Summary of Participants With Adverse Events	Day 1 up to Day 112	Summary of adverse events across three study time periods. The on-treatment time frame spanned the time during which study drug was administered. Relation to study drug was assessed by the investigator.; The Adverse Event count includes serious and non-serious AEs. A serious AE (SAE) was any event that resulted in death, was life-threatening, required inpatient hospitalization or prolongation of existing hospitalization, resulted in persistent or significant disability/incapacity or congenital anomaly/birth defect or was an important medical event could have jeopardized the patient's safety or required medical or surgical intervention to prevent one of the outcomes listed above.; Severity was measured on a three-point scale: mild, moderate, severe.
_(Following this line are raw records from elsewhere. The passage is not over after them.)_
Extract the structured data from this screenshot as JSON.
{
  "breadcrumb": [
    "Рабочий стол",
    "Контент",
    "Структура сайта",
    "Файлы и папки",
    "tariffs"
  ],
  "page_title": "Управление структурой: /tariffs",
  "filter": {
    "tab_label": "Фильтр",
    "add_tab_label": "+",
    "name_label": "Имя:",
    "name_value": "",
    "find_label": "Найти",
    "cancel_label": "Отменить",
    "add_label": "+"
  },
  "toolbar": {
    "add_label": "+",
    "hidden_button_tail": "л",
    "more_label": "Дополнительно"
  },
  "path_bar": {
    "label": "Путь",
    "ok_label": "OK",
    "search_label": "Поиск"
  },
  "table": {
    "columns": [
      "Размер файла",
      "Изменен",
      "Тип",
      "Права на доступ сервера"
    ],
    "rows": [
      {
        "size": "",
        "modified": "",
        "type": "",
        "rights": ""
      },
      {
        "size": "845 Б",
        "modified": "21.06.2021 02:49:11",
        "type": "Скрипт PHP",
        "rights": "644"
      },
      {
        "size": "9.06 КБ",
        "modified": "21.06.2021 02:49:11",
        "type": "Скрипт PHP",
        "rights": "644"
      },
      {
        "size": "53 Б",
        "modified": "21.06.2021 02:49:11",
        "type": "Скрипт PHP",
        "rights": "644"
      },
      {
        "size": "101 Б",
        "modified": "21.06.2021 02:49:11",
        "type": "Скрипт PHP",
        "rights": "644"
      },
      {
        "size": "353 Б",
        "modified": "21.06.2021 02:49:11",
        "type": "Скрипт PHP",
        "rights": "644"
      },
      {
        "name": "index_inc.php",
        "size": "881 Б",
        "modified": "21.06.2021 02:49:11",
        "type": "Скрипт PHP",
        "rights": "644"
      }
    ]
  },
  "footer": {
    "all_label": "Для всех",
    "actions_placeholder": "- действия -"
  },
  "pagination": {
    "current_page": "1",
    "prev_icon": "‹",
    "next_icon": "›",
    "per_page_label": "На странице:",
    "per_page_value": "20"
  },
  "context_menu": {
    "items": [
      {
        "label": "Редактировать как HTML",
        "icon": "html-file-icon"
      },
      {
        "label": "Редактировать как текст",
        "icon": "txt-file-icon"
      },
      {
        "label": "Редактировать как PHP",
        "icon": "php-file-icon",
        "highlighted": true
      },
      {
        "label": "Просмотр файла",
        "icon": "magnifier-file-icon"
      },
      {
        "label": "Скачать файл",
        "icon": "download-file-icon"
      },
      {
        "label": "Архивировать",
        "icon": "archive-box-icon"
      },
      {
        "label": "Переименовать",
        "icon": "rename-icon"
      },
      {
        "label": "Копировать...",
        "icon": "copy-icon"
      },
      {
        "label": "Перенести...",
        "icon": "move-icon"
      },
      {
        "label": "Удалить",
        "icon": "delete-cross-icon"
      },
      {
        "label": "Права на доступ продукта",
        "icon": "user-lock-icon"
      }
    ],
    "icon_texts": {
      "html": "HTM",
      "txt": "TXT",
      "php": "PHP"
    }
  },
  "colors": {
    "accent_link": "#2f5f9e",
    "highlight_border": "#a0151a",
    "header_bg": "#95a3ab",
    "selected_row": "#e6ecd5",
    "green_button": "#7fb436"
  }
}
Degree of Fluctuation of the Concentration Levels of Mycophenolate Mofetil Over One Dosing Interval (PTF)	Day 14 and Day 28 (end of first two cross-over periods) before drug administration	PTF was calculated as: (Cmax-Cmin)/(AUCt/t)\*100
Minimum Observed Plasma Concentration (Cmin) of Mycophenolate Mofetil	Day 14 and Day 28 (end of first two cross-over periods) before drug administration and at 30 min, 1 hour, 1.5, 2, 3, 4, 5, 6, 8, 10, and 12 hours after drug administration	Cmin was directly obtained from measured values of plasma concentrations.
Plasma Concentrations of Mycophenolate Mofetil in Pre-Administration Samples (Cpd)	Day 14 and Day 28 (end of first two cross-over periods) before drug administration	Cpd was directly obtained from measured values of plasma concentrations.